Diana Wynne Jones - Witch, Writer, Friend.

Current Theme Song (aka what's playing on my ipod right now): Into the West by Annie Lennox.
























I never met her. But all the same, that inextricable link between writer and reader was bridged long ago and I feel like I have know her for years. I wish I could be among the ranks of those honored enough to have known her. Pratricia Wrede thinks of her as the best kind of witch. Emma Bull remembers what it was like to be with such an absolutely electric personality. Neil Gaiman calls her a friend. To meet such a mind and a soul must have been something powerful and at the same time instantly natural, like family.


Her books reopened my imagination and gave to me the full idea of possibility. I will forever be indebted and grateful to her for that. She gave me the peculiar and the wonderful, the unique and the powerful. She showed me the strange, and that it was perfectly okay.


So many have said it better, and this is a weak memorial in comparison to those who knew her and who have written it far better, but I would not leave my voice out for all the words we know or stars in the sky. Like so many girls growing up, I was in need of hope, and strength, and a way to expand my view of the world and see it in a was I had never thought of before. Diana Wynne Jones gave that to me in rich abundance and so much more. In her stories there was almost always something there, something deeper and hidden behind the curtain, but she left it up to you to discover it. Nothing was ever simple, and rarely what it seemed on the surface. I imagine she herself was like that.


Thank you, Diana. For all you gave to those lucky enough to know you, personally, or like me, through the pages of a book. You changed me in more ways than I can here say.

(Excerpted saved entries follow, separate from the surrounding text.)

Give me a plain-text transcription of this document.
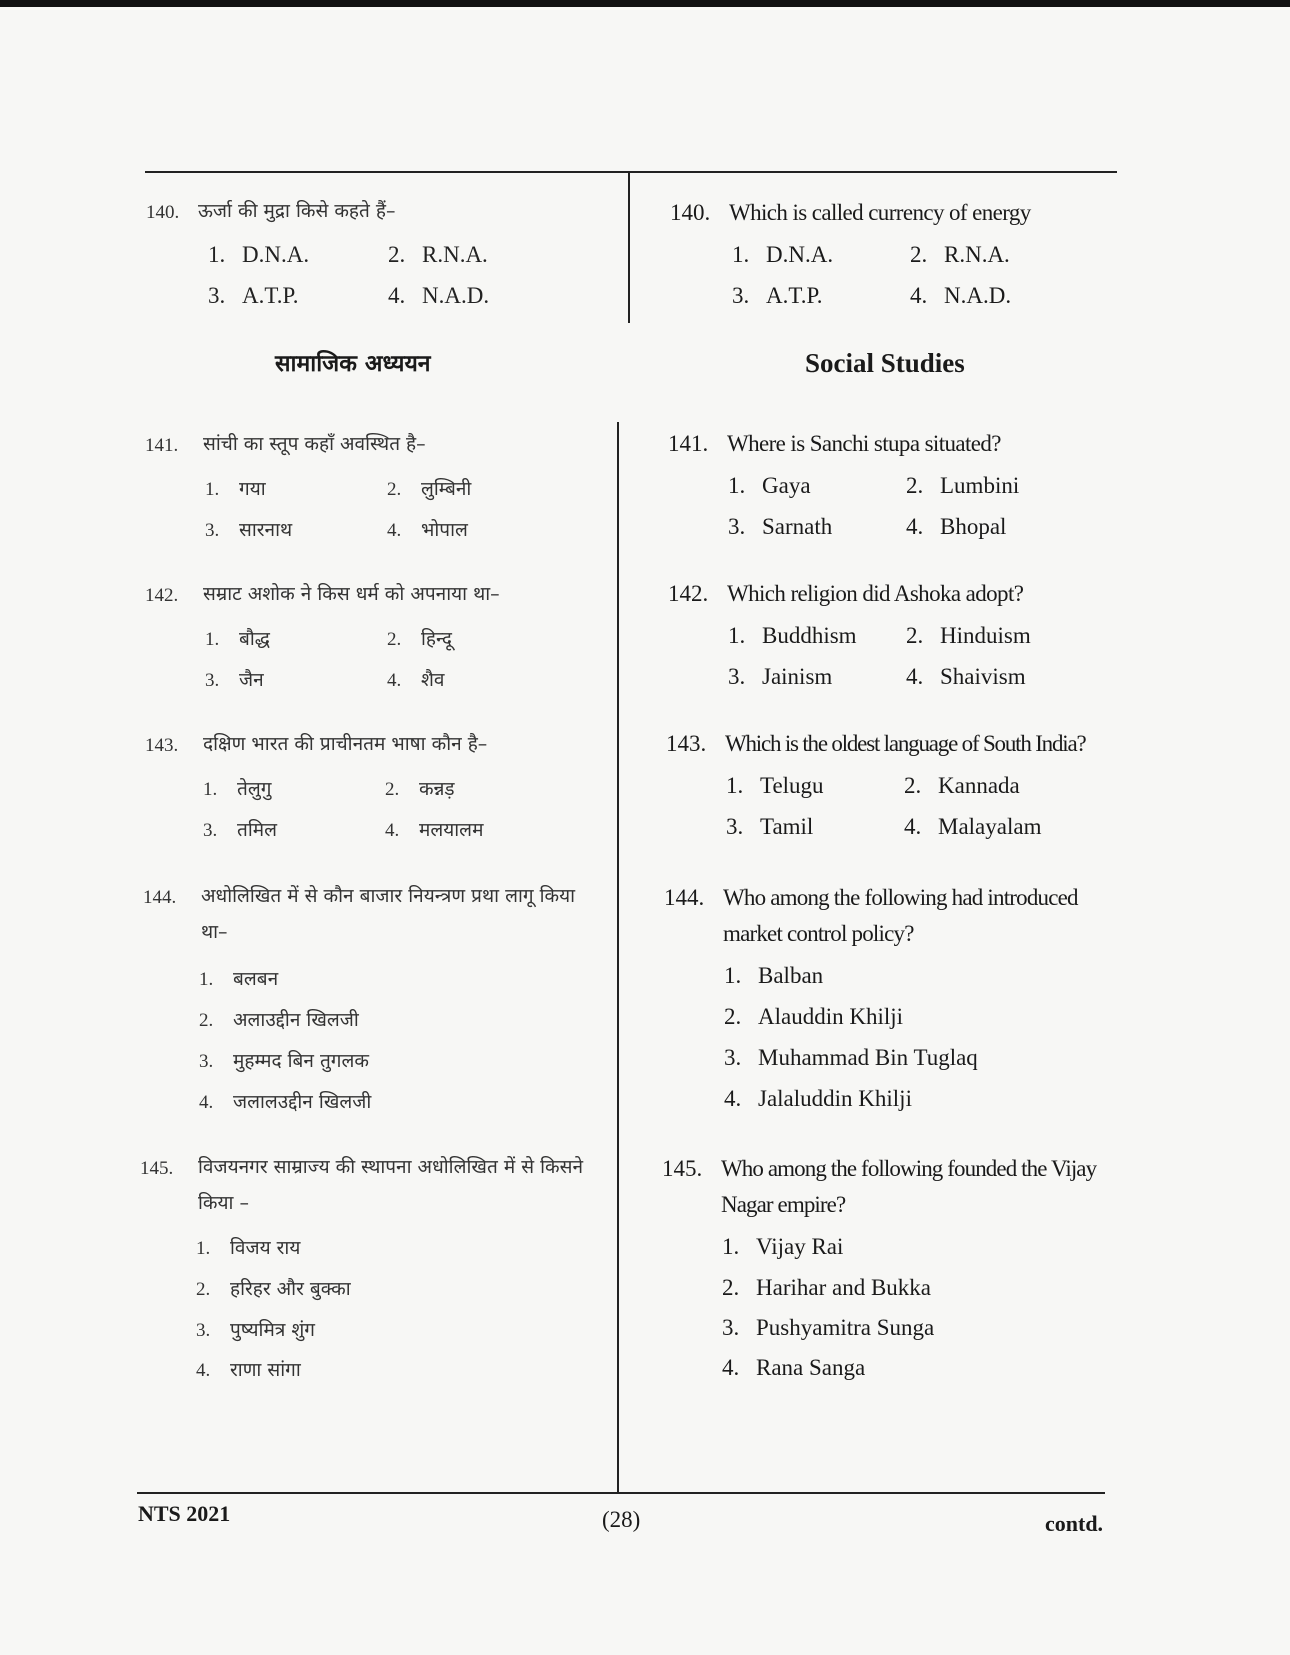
140. ऊर्जा की मुद्रा किसे कहते हैं–
1. D.N.A.	2. R.N.A.
3. A.T.P.	4. N.A.D.
सामाजिक अध्ययन
141. सांची का स्तूप कहाँ अवस्थित है–
1. गया	2. लुम्बिनी
3. सारनाथ	4. भोपाल
142. सम्राट अशोक ने किस धर्म को अपनाया था–
1. बौद्ध	2. हिन्दू
3. जैन	4. शैव
143. दक्षिण भारत की प्राचीनतम भाषा कौन है–
1. तेलुगु	2. कन्नड़
3. तमिल	4. मलयालम
144. अधोलिखित में से कौन बाजार नियन्त्रण प्रथा लागू किया था–
1. बलबन
2. अलाउद्दीन खिलजी
3. मुहम्मद बिन तुगलक
4. जलालउद्दीन खिलजी
145. विजयनगर साम्राज्य की स्थापना अधोलिखित में से किसने किया –
1. विजय राय
2. हरिहर और बुक्का
3. पुष्यमित्र शुंग
4. राणा सांगा
140. Which is called currency of energy
1. D.N.A.	2. R.N.A.
3. A.T.P.	4. N.A.D.
Social Studies
141. Where is Sanchi stupa situated?
1. Gaya	2. Lumbini
3. Sarnath	4. Bhopal
142. Which religion did Ashoka adopt?
1. Buddhism 2. Hinduism
3. Jainism	4. Shaivism
143. Which is the oldest language of South India?
1. Telugu	2. Kannada
3. Tamil	4. Malayalam
144. Who among the following had introduced market control policy?
1. Balban
2. Alauddin Khilji
3. Muhammad Bin Tuglaq
4. Jalaluddin Khilji
145. Who among the following founded the Vijay Nagar empire?
1. Vijay Rai
2. Harihar and Bukka
3. Pushyamitra Sunga
4. Rana Sanga
NTS 2021	(28)	contd.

I think another blogger concluded it well:

I fancy that Fantasyland has fallen very quiet today. And that every pennon of every castle, from the Tower of Sorcery to the Dark Citadel, has been lowered to honour the passing of the queen of fantasy.

1 comment:

  1. This is beautiful. I remember when you recommended, several times, Howl's Moving Castle and so I bought it. I can't wait to be introduced to the worlds she's created. Even after her passing, the inspiration she has incited will always be here. And, in turn, it will encourage others to write, create, paint, and make art because of the parts of her writing that are left in people. And maybe those people who create, because of that inspiration, will inspire others. Parts of her will always be on Earth, no matter how many different worlds she has created and no matter where she is now. And that's a beautiful thing.